A USPS myth was demolished at House hearing April 15 — a myth that serves as the Postal Service’s rationale for eliminating Saturday mail delivery.
In response to questions by Rep. Gerry Connolly (D-VA), Postmaster General John E. Potter admitted that predictions that the Postal Service would amass losses of $238 billion by the year 2020 were “theoretical.” The exchange confirms allegations made by the APWU that the USPS forecast is wildly exaggerated, outlandish and unsupported. [See Phony Deficit Projections Mask Management’s Real Goal]
The projections, which were widely reported in the mainstream press, have been cited by the Postal Service repeatedly as justification for ending six-day delivery
But Potter and Phillip Herr, of the Government Accountability Office (GAO), admitted in response to Connolly’s questioning that the figure is based on the premise that management would “do nothing” over the next 10 years to reduce costs, and that revenue, mail volume and the number of employees would remain unchanged.
“I’m a little concerned that in bandying about this $238 billion number, we’re ignoring some obvious things that are going to happen,” Connolly said. “It looks, frankly, a little bit like a scare tactic to get us to make some decisions.”
The figure would only be valid if nothing changes, Herr admitted. “The number was by far a worst-case scenario,” he said, “a number the Postal Service came up with.”

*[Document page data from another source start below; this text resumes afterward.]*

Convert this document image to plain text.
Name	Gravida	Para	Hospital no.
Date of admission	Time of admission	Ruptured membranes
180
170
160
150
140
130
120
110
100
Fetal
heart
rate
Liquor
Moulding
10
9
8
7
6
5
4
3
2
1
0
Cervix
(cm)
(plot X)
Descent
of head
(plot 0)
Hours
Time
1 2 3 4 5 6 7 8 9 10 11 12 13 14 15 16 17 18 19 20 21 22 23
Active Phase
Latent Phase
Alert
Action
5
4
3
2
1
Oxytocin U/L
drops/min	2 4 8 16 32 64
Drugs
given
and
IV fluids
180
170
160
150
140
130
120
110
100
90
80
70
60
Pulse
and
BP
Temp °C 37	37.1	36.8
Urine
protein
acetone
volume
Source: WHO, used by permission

The exchange ended with Connolly addressing Potter about the validity of the $238 billion projection:
Connolly: “You’d have to assume for $238 billion to be real, we do nothing, including you. You’ve already said you’re going to use the authority you have to make reductions totaling $123 billion. Is that correct?”
Potter: “That’s correct.”
Connolly: “So the $238 billion number is already not real.”
Potter: “It’s a theoretical number.”
The Committee on Oversight and Government Reform also heard testimony from Ruth Goldway, chairman of the Postal Regulatory Commission; David Williams, Inspector General, USPS Office of Inspector General; John O’Brien, senior advisor to the director, Office of Personnel Management; and Kevin Kosar, analyst, Congressional Research Service.